Me cuesta más pensar en los que
me piden mi tiempo, mi atención, mi cariño, mi vida. No quiero abrir la puerta
de mi casa, de mi cuarto, de mi corazón.
Apago el celular para que no
insistan. Prefiero la comodidad de no ser exigido.
Así comienza este tiempo de
cuaresma. Diciéndome Jesús que dé limosna sin llamar la atención, sin que
nadie sepa de mi generosidad, sin que conozcan cómo soy de servicial y atento
con los míos.
La limosna que más me cuesta dar
es mi tiempo. Lo tengo para mis planes, para mis aficiones, para los míos, para
mi trabajo que tanto necesito, para ganar mi gloria y mi fama.
Pero el tiempo para darlo sin
recibir nada me parece una pérdida de tiempo.
Dejarme cambiar
La pandemia y la guerra me hacen
pensar en los demás. Decía Mario Benedetti al hablar de lo que vendría después
de la pandemia:
«Seremos más generosos y mucho
más comprometidos. Entenderemos lo frágil que significa estar vivos. Sudaremos
empatía por quien está y quien se ha ido».
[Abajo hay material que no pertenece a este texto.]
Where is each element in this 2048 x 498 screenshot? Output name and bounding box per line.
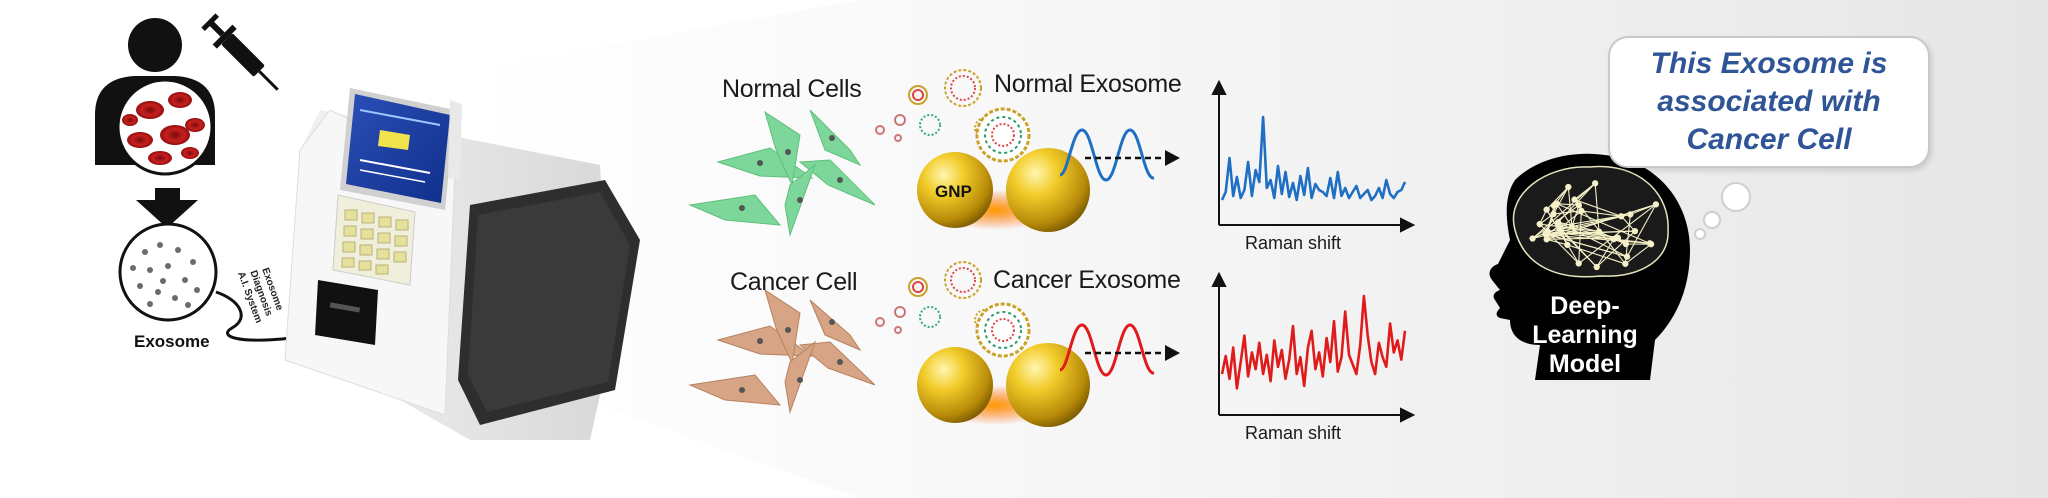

No sé si será así. A veces lo
dudo y pienso que el corazón quiere olvidar rápido y pasar página.
Pero espero que en algo me
esté cambiando para bien este tiempo doloroso que vivo.
Por eso no me escondo, no me
guardo al comenzar esta cuaresma. Quiero abrir mi alma y estar atento para
escuchar las llamadas de los que me rodean.
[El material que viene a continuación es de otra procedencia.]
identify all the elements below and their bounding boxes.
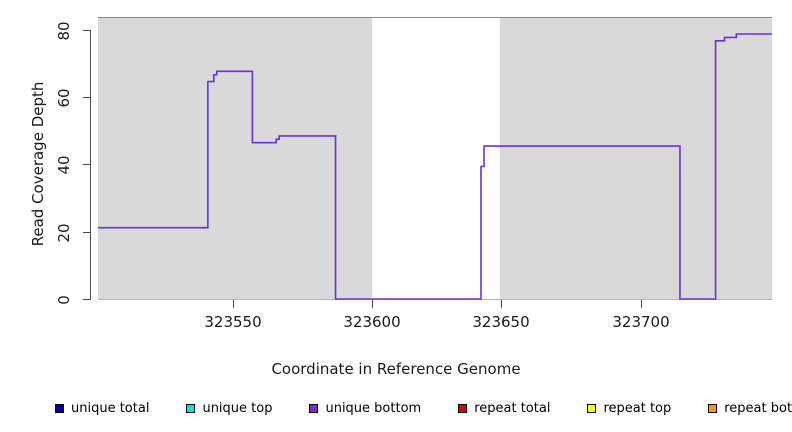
legend-item-repeat-bottom[interactable]: repeat bottom	[708, 401, 792, 416]
x-tick-323550	[233, 300, 234, 308]
legend-item-repeat-top[interactable]: repeat top	[587, 401, 671, 416]
legend-item-unique-top[interactable]: unique top	[186, 401, 272, 416]
y-tick-20	[83, 232, 91, 233]
legend-swatch-unique-top	[186, 403, 196, 413]
legend-item-repeat-total[interactable]: repeat total	[458, 401, 550, 416]
chart-legend: unique total unique top unique bottom re…	[0, 396, 792, 420]
x-tick-label-323600: 323600	[343, 313, 401, 331]
x-tick-323700	[641, 300, 642, 308]
x-tick-label-323550: 323550	[204, 313, 262, 331]
legend-item-unique-bottom[interactable]: unique bottom	[309, 401, 421, 416]
legend-label-repeat-bottom: repeat bottom	[724, 400, 792, 416]
y-tick-40	[83, 164, 91, 165]
legend-swatch-repeat-top	[587, 403, 597, 413]
y-tick-0	[83, 299, 91, 300]
legend-label-unique-top: unique top	[202, 400, 273, 416]
legend-swatch-unique-total	[55, 403, 64, 413]
x-axis-title: Coordinate in Reference Genome	[271, 360, 521, 378]
panel-background-left	[98, 17, 372, 300]
y-tick-80	[83, 30, 91, 31]
series-unique-bottom	[98, 33, 772, 300]
panel-background-right	[500, 17, 772, 300]
y-tick-60	[83, 97, 91, 98]
legend-label-repeat-total: repeat total	[474, 400, 551, 416]
legend-label-unique-total: unique total	[71, 400, 150, 416]
x-tick-label-323650: 323650	[472, 313, 530, 331]
plot-area: 80 60 40 20 0 Read Coverage Depth 323550…	[29, 17, 772, 378]
series-layer	[98, 33, 772, 300]
x-tick-323650	[501, 300, 502, 308]
x-tick-label-323700: 323700	[612, 313, 670, 331]
legend-item-unique-total[interactable]: unique total	[55, 401, 149, 416]
legend-swatch-repeat-bottom	[708, 403, 718, 413]
legend-label-unique-bottom: unique bottom	[325, 400, 422, 416]
x-tick-323600	[372, 300, 373, 308]
legend-swatch-repeat-total	[458, 403, 468, 413]
legend-label-repeat-top: repeat top	[603, 400, 672, 416]
y-axis-line	[90, 30, 91, 300]
legend-swatch-unique-bottom	[309, 403, 319, 413]
panel-top-rule	[372, 17, 500, 18]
Son muchos y no me doy cuenta. Me
siento egoísta. Como si mi vida fuera lo más importante que tengo ante mis
ojos.
Sin esperar nada
Que mi mano derecha no sepa lo
que hace mi izquierda. Que mi servicio no sea reconocido, alabado, agradecido.
¡Cuánto cuesta el anonimato cuando
quiero hacer las cosas bien y pretendo dar hasta que duela!
Una voz oculta en mi interior me
dice: Grítalo. Y yo lo hago, para que sepan cómo soy.
La cuaresma me invita a callar, a
servir en silencio, a dar sin esperar recibir nada a cambio, ni siquiera
las gracias.
Es una invitación sutil, sin
presión, para que este pilar de la mirada generosa del buen samaritano cambie
mi vida y me haga mejor, más humano y más de Dios.